= Simon Cheong =

Singaporean businessman

Simon Cheong Sae Peng (钟世平 (鍾世平, Zhōng Shìpíng); born c. 1957) is a Singaporean businessman, founder of property developer SC Global Developments Company. In 2013, Forbes estimated his fortune at $410 million.

==Career==
Cheong has a BS degree in Civil Engineering from the University of Washington and a Master of Business Administration from George Washington University. He led Citibank's real estate finance division in Singapore and then Credit Suisse First Boston's Asian real estate division prior to setting up SC Global in 1996. He also owns 41% of Australia's housing developer, AVJennings.

In 1999, Cheong bought MPH Group and took SC Global public via a reverse merger. He sold MPH Group in 2002 to Malaysian businessman Syed Mokhtar Al-Bukhary.
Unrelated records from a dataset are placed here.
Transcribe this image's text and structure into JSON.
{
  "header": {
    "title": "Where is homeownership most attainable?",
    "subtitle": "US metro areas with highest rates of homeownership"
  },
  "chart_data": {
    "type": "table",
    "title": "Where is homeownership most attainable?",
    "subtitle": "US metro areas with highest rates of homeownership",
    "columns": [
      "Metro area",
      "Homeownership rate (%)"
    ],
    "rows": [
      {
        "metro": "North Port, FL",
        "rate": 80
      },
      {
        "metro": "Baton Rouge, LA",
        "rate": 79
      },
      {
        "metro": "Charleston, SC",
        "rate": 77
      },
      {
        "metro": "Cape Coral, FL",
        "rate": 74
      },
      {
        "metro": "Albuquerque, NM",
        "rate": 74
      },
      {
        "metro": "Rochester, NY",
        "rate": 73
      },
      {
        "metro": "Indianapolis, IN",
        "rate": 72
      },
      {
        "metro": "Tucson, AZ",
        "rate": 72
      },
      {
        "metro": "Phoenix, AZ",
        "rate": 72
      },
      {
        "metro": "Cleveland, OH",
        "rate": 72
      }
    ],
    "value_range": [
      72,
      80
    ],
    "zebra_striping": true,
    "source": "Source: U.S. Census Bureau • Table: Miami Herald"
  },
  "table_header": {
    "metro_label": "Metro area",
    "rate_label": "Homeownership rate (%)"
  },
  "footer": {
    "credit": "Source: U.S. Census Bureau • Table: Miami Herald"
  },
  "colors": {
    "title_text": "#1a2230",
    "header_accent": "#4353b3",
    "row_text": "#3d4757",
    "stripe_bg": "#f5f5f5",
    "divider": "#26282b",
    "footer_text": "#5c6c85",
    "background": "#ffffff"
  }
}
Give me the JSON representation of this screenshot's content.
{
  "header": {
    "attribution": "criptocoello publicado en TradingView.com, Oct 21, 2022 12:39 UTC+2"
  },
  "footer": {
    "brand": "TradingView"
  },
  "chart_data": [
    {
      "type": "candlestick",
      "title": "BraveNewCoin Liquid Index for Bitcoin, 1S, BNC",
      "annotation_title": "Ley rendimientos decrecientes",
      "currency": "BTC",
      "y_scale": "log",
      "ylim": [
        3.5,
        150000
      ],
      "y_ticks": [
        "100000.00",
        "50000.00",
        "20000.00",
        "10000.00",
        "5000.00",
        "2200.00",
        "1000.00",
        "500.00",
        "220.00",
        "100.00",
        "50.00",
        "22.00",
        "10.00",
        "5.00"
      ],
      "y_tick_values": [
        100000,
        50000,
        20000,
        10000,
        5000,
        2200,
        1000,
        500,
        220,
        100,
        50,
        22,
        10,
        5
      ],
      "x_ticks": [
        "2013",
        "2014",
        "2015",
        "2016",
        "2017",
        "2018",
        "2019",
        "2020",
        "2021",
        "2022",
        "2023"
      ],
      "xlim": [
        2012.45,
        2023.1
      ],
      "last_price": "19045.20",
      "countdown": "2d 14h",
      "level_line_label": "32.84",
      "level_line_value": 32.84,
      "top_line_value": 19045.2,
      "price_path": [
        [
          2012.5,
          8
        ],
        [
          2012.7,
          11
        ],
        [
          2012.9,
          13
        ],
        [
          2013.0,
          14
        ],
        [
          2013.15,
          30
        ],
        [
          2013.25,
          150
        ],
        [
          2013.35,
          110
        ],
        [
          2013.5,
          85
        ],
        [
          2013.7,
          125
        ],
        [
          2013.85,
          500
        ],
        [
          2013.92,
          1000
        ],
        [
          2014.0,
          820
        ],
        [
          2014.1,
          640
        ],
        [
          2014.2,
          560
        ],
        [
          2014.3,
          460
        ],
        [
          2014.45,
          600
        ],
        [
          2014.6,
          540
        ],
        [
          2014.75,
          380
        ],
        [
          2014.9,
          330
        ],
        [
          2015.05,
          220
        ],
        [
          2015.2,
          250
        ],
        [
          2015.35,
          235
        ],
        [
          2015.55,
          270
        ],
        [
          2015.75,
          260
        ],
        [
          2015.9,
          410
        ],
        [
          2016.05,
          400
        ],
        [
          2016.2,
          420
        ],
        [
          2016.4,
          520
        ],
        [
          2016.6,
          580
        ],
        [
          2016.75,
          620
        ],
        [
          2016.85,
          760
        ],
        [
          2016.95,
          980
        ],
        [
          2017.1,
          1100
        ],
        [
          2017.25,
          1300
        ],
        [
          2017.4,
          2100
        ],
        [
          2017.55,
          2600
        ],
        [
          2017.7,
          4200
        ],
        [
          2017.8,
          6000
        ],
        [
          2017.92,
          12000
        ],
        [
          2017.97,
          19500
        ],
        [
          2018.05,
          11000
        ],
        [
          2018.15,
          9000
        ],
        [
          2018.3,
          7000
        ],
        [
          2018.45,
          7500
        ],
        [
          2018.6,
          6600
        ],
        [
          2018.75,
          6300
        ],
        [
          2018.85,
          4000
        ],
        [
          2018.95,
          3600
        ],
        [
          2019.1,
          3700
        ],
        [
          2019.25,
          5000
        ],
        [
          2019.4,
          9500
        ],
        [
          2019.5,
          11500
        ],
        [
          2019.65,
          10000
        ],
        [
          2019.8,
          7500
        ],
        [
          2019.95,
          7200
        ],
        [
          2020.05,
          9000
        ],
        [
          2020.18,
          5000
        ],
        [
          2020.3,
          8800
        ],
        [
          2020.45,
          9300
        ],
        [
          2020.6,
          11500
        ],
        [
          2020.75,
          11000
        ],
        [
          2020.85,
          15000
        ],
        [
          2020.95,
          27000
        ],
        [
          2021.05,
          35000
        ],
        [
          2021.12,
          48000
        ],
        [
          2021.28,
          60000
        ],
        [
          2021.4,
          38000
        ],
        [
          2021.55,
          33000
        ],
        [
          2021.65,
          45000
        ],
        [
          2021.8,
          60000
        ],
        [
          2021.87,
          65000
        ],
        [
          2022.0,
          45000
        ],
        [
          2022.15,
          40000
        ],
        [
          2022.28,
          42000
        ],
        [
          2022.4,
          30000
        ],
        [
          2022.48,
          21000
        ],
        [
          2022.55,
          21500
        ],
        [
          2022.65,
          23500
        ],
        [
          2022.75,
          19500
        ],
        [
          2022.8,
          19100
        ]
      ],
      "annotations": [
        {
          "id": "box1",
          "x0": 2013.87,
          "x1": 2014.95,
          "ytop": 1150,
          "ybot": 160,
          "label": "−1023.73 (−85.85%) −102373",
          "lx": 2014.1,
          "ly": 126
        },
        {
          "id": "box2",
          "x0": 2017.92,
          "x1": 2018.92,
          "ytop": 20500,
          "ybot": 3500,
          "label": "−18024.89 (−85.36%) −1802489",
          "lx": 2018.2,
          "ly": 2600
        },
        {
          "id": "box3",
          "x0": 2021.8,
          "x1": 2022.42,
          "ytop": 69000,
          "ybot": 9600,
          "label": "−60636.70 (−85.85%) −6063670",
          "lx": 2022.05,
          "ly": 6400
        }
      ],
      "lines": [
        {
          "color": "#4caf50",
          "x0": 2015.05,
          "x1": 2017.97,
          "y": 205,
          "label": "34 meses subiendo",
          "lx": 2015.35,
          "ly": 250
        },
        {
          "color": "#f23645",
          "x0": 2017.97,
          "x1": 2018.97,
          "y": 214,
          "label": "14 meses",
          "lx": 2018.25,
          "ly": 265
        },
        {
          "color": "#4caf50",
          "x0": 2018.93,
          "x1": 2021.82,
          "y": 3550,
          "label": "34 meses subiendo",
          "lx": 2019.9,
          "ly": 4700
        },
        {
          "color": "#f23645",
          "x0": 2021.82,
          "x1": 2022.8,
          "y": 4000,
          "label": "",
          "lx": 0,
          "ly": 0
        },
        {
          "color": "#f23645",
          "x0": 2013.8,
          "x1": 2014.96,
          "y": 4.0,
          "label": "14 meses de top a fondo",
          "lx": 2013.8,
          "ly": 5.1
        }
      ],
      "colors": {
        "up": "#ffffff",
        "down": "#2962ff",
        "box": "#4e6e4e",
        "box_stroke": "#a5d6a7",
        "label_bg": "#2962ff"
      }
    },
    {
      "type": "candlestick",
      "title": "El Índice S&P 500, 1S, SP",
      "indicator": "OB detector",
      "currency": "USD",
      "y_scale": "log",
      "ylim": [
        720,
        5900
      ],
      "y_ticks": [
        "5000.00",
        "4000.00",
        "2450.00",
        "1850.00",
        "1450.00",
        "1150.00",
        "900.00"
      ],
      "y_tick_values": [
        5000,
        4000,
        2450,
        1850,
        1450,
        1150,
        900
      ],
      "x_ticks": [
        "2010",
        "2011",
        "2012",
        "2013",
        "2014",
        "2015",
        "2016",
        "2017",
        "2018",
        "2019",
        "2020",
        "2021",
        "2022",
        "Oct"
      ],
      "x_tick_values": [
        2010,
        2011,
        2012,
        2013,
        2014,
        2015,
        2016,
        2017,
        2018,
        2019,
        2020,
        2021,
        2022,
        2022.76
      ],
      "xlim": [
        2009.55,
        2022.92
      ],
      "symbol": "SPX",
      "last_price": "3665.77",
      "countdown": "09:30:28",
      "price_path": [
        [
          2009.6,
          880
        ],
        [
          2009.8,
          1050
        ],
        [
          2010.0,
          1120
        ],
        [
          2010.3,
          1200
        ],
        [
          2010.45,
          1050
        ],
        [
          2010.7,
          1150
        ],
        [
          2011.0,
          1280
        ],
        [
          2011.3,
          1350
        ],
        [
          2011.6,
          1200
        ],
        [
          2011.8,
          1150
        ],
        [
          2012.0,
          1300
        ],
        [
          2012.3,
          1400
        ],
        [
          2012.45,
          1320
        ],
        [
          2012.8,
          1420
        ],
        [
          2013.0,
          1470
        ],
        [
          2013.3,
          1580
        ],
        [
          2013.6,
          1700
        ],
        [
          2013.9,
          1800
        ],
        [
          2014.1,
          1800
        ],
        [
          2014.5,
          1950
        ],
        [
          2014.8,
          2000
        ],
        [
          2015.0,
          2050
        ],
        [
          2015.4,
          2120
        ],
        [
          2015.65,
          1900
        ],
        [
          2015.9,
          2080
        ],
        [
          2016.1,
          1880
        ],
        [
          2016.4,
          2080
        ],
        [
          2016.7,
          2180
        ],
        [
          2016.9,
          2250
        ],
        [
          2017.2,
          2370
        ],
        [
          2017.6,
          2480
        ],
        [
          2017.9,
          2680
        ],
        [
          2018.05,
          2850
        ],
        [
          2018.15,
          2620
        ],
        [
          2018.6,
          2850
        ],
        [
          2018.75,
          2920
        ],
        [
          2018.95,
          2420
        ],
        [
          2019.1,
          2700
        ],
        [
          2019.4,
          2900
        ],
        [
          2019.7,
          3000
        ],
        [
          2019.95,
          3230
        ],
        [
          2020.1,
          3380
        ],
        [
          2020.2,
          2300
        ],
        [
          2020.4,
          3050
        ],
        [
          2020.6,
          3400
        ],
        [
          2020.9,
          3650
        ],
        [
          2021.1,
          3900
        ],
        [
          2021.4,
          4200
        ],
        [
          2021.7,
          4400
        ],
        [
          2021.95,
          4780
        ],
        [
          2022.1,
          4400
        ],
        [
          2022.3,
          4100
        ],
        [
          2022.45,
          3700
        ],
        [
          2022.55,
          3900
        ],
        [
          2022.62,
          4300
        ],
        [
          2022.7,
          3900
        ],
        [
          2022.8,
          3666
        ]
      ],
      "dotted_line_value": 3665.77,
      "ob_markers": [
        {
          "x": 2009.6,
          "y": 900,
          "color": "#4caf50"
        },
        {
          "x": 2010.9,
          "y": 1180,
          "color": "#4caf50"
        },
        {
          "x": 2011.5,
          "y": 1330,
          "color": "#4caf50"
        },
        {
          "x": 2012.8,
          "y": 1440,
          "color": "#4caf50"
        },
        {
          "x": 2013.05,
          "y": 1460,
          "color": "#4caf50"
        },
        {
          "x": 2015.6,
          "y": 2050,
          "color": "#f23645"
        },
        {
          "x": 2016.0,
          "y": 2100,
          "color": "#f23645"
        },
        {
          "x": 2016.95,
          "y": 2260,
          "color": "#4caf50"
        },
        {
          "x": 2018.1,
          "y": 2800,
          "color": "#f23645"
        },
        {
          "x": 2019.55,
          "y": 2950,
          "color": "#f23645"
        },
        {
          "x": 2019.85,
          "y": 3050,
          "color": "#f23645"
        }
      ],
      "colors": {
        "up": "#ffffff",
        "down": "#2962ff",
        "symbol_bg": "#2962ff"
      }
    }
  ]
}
Cheong was elected president of the Real Estate Developers Association of Singapore (REDAS) in 2007, and re-elected for another two-year term in 2009.

In 2017, Cheong was appointed as an independent director of Singapore Airlines. He had served as a board member of Republic Polytechnic and Singapore Turf Club previously.

In 2018, his group SC Global owned 1 million square feet of high-end residential apartments. In August 2022, he opened a Setsu resort hotel in Niseko.